Oregon’s premier Latino advocacy group put state officials on blast Wednesday for what it described as a state failure to get coronavirus vaccines to the people the group represents.
The Latino Network will convene at least six speakers Thursday to outline accusations that officials have failed to tear down barriers to COVID-19 vaccinations for the Latinx community.
“Leaders in our community have made sustained efforts to engage with the state to develop an implementation strategy to get our people vaccinated,” spokeswoman Martina Bialek said in a news release Wednesday. “These efforts have been largely rebuffed.”
About 6% of administered COVID-19 vaccine doses have gone to people who identify as Hispanic, according to Oregon data. The state’s Latino population, meanwhile, is around 13%.
The Latino Network outlined four proposals that it will presumably address in more detail Thursday.
The Network asked that federal, state and local health officials acknowledge the existing vaccination approach has failed the Latinx community; proposed a Spanish-language vaccine registration hotline; asked health officials to partner up with community groups to hold vaccine events in “culturally specific locations”; and asked that those community groups be paid to staff Latinx-focused clinics themselves.
But in a nearly four-page response to the Network’s announcement, the Oregon Health Authority outlined a long list of work it has done on its own and in partnership with community groups to help ensure Latinos get vaccinated.
That includes $45 million in grants the health authority said it has pumped into community-based groups, the largest portion of which have gone to groups serving Latinos, including the Latino Network itself.
The agency also said it has paid for numerous social media campaigns, supported dozens of Latino-focused clinics around the state and has been allocating thousands of doses of the vaccine a week to health care groups authorized to vaccinate all their patients, not just those eligible under state guidelines, including one health care network whose more than 50,000 patients are majority Latino.
“We continue to re-evaluate our vaccine allocations to find ways to address the unmet vaccination needs of communities of color who’ve borne the brunt of the COVID-19 pandemic,” the health authority said in a written statement. “We welcome input from the community, and we look forward to continuing to work with organizations and health systems on the ground in every corner of the state.”

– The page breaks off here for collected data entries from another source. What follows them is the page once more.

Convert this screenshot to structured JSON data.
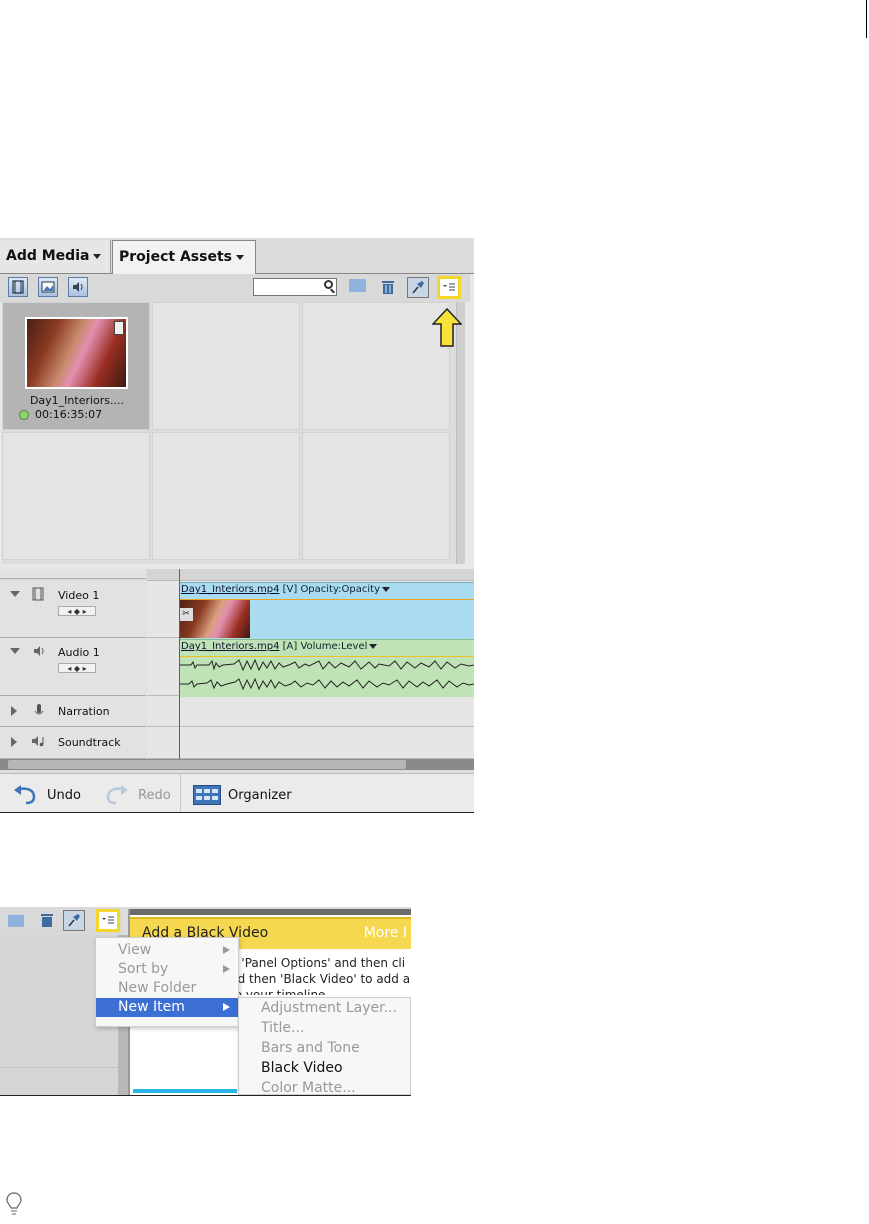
{
  "panel1": {
    "tabs": {
      "add_media": "Add Media",
      "project_assets": "Project Assets"
    },
    "toolbar": {
      "icons": [
        "video-filter-icon",
        "image-filter-icon",
        "audio-filter-icon",
        "search-icon",
        "new-folder-icon",
        "trash-icon",
        "pin-icon",
        "panel-options-icon"
      ],
      "search_value": "",
      "highlight_color": "#f5d72b"
    },
    "asset": {
      "name": "Day1_Interiors....",
      "duration": "00:16:35:07"
    },
    "tracks": {
      "video1": "Video 1",
      "audio1": "Audio 1",
      "narration": "Narration",
      "soundtrack": "Soundtrack"
    },
    "clips": {
      "video_name": "Day1_Interiors.mp4",
      "video_suffix": " [V] Opacity:Opacity",
      "audio_name": "Day1_Interiors.mp4",
      "audio_suffix": " [A] Volume:Level"
    },
    "bottom": {
      "undo": "Undo",
      "redo": "Redo",
      "organizer": "Organizer"
    }
  },
  "panel2": {
    "hint_title": "Add a Black Video",
    "hint_more": "More I",
    "hint_lines": [
      "n 'Panel Options' and then cli",
      "nd then 'Black Video' to add a",
      "to your timeline"
    ],
    "menu": [
      {
        "label": "View",
        "submenu": true,
        "enabled": false
      },
      {
        "label": "Sort by",
        "submenu": true,
        "enabled": false
      },
      {
        "label": "New Folder",
        "submenu": false,
        "enabled": false
      },
      {
        "label": "New Item",
        "submenu": true,
        "enabled": true,
        "active": true
      }
    ],
    "submenu": [
      {
        "label": "Adjustment Layer...",
        "enabled": false
      },
      {
        "label": "Title...",
        "enabled": false
      },
      {
        "label": "Bars and Tone",
        "enabled": false
      },
      {
        "label": "Black Video",
        "enabled": true
      },
      {
        "label": "Color Matte...",
        "enabled": false
      }
    ],
    "active_color": "#3b6fd4"
  },
  "tip_icon": "lightbulb-icon"
}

The Oregon Health Authority has on multiple occasions acknowledged that Latinos are getting vaccinated at rates out of step with the rest of the population.
A few weeks ago, at least some of that disparity was attributed to the age distributions among the groups first eligible for shots. After health care workers, seniors in long-term care and teachers, the state prioritized people 65 and older – a demographic Latinos hardly represent at all. About 3% of Oregonians over 65 are Latino or Latina, health authority director Patrick Allen said in March.

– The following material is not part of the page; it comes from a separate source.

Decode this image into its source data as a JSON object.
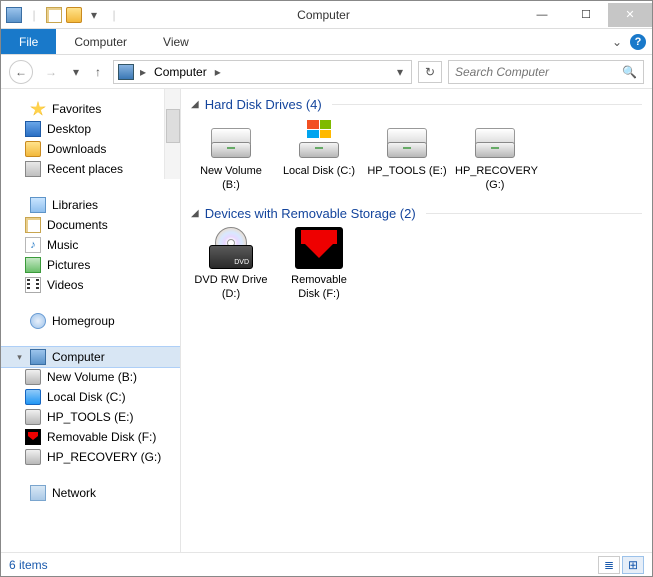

Allen previously said he was hopeful that opening eligibility to farm workers would help get shots into Latinos’ arms. That category of people became eligible for shots March 29.
More than two weeks later, Allen does not appear to be happy with the state’s progress.
“We’re significantly below where we need to be with the Latino, Latina population, but making progress in beginning to close those gaps,” Allen told lawmakers Thursday at a legislative hearing.
For the Latino Network, broadening eligibility does not appear to have been a silver bullet, either.
“While vaccination efforts are taking place across Oregon, members of the Latinx community have been at the sidelines of the state’s vaccination campaign,” Bialek wrote. “Many Latinos in Oregon continue to experience a number of systemic barriers and inequities that have prevented them from getting the much-needed COVID-19 vaccine.”